According to him, demand from customers has been high for quite some time due to a variety of issues, including improvement in the economy, return to some level of normalisation with offices opening up, people going on holidays, as well as the exit of Chinese apps.
“MoneyTap is seeing a 40 per cent to 50 per cent growth quarter-on-quarter in disbursements, and we had already reached pre-Covid levels by November and December 2020,” said Kacker.
Ranvir Singh, Managing Director and Co-founder of EMI payment and digital lending platform Kissht, also said there continues to be high demand for loans, especially after the crackdown on illegal Chinese lending apps.
“We also got impacted by the Covid-19 lockdown and pandemic, and our disbursement and collection were lower by 20 per cent in December and almost the same in January as well. However, from the last week of January, at the time of Republic Day, some of these issues receded,” said Singh, adding that the actual conversion is lower.
According to Singh, the general cost of customer acquisition has also come down, but this just may be a transient impact. “Earlier, what used to be about ₹300 to ₹350 to acquire a customer has come down to as low as ₹150 to ₹175,” he said.
Strict underwriting
However, most digital lenders are remaining cautious about customers. “In terms of underwriting, we have tightened norms post-Covid,” said Kacker.
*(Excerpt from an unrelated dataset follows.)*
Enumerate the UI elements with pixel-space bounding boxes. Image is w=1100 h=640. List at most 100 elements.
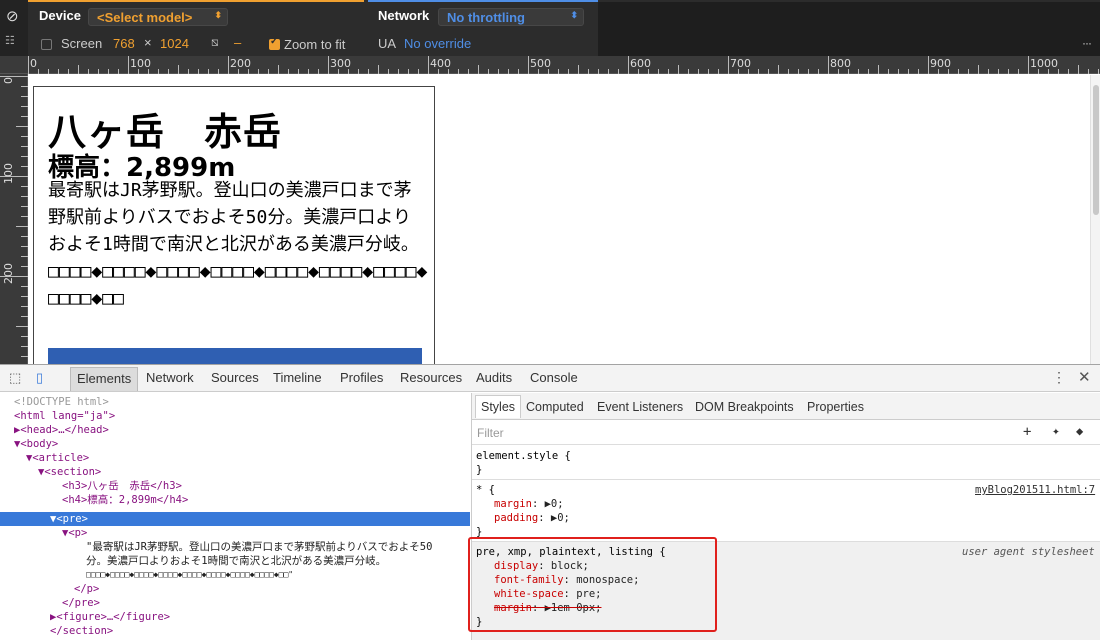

Singh also agreed and said that many people who apply for loans nowwere earlier being served by Chinese companies, and may not have the capability to pay and so the conversion rate from an application is lower.
Self regulation
Players also believe that issues of harassment that were being reported about many companies in the sector are now easing as there is more self regulation and companies are more conscious.
The Reserve Bank of India had, in January this year, also set up a working group on digital lending, including lending through online platforms and mobile apps.